Drilling in a church

The Catholic Sint Hendrik Church near Brussels may be an unusual place to find a drill rig but one is being used as part of the work is currently being undertaken at church, which was built between 1908 and 1911 in the neo-Gothic style, as a replica of a Dominican monastery.

 A KLEMM KR 801-3FS drill rig has been used to install micropiles in a Belgian church

A KLEMM KR 801-3FS drill rig has been used to install micropiles in a Belgian church

Before the restoration work could be carried out, the existing foundations of the church had to be extended in order to transfer the load of the church building to the lower layers of earth.

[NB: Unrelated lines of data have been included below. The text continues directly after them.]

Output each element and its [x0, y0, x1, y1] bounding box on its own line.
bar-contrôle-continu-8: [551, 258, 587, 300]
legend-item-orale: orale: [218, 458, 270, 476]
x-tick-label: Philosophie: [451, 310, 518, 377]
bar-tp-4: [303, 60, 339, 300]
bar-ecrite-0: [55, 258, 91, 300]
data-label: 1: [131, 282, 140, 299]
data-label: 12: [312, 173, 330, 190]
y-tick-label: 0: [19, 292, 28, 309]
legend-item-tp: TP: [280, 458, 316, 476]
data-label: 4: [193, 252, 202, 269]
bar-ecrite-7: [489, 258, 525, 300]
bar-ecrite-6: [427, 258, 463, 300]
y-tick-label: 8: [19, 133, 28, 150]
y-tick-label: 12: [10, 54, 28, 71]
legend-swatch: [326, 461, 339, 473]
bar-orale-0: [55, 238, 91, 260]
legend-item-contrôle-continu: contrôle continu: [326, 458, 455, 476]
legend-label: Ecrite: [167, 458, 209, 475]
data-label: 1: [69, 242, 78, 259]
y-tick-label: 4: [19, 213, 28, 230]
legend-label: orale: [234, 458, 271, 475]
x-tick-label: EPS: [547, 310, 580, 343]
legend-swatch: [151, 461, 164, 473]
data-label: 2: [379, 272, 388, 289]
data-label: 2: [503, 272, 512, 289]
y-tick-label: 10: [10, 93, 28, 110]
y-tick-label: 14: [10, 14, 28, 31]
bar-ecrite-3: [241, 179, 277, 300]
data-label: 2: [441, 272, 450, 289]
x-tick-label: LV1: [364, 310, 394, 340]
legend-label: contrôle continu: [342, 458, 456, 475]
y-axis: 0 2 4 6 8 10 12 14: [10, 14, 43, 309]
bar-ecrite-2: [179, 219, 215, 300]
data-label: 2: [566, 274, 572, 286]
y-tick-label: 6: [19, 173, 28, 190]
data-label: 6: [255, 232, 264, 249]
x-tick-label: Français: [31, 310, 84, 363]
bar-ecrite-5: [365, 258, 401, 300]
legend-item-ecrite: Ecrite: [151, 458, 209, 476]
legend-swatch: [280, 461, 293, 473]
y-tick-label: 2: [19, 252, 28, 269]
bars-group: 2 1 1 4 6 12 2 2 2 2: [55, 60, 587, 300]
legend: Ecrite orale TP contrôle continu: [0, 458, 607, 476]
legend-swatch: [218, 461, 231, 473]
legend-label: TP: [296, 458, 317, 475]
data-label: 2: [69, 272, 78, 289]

CVR nv, headquartered in Beringen, Belgium, has been using drill rigs from KLEMM Bohrtechnik for many years and for this project a KR 801-3FS drill rig from KLEMM was used to make micropiles and cement columns using the 1-phase jet grouting method.

The work, which needed to be performed in part under some very tight spatial constraints for example, along the existing foundations of the church, required a drill rig with compact dimensions. With its flexible and load-bearing boom for aligning the drill mast in a wide range of drilling gradients and distances in front of and to the side of the drill rig, the KLEMM KR 801-3FS was the choice for this job. The installed drill mast with lattice mast extensions permits drilling depths of down to 13m in single-pass operation. The drill rods are driven by a rotary head type KH 14SK, which is fitted with a hydraulic mandrill for drill rods up to a diameter of 114.3mm.

A total of 123 HPI piles with diameters of 70cm and 90cm and a length of 8.5m were drilled (of which 38 were 180° sector piles with a diameter of m) The load on the piles amounted to 560kN for 70cm diameter piles and 1,111kN for 90cm diameter piles.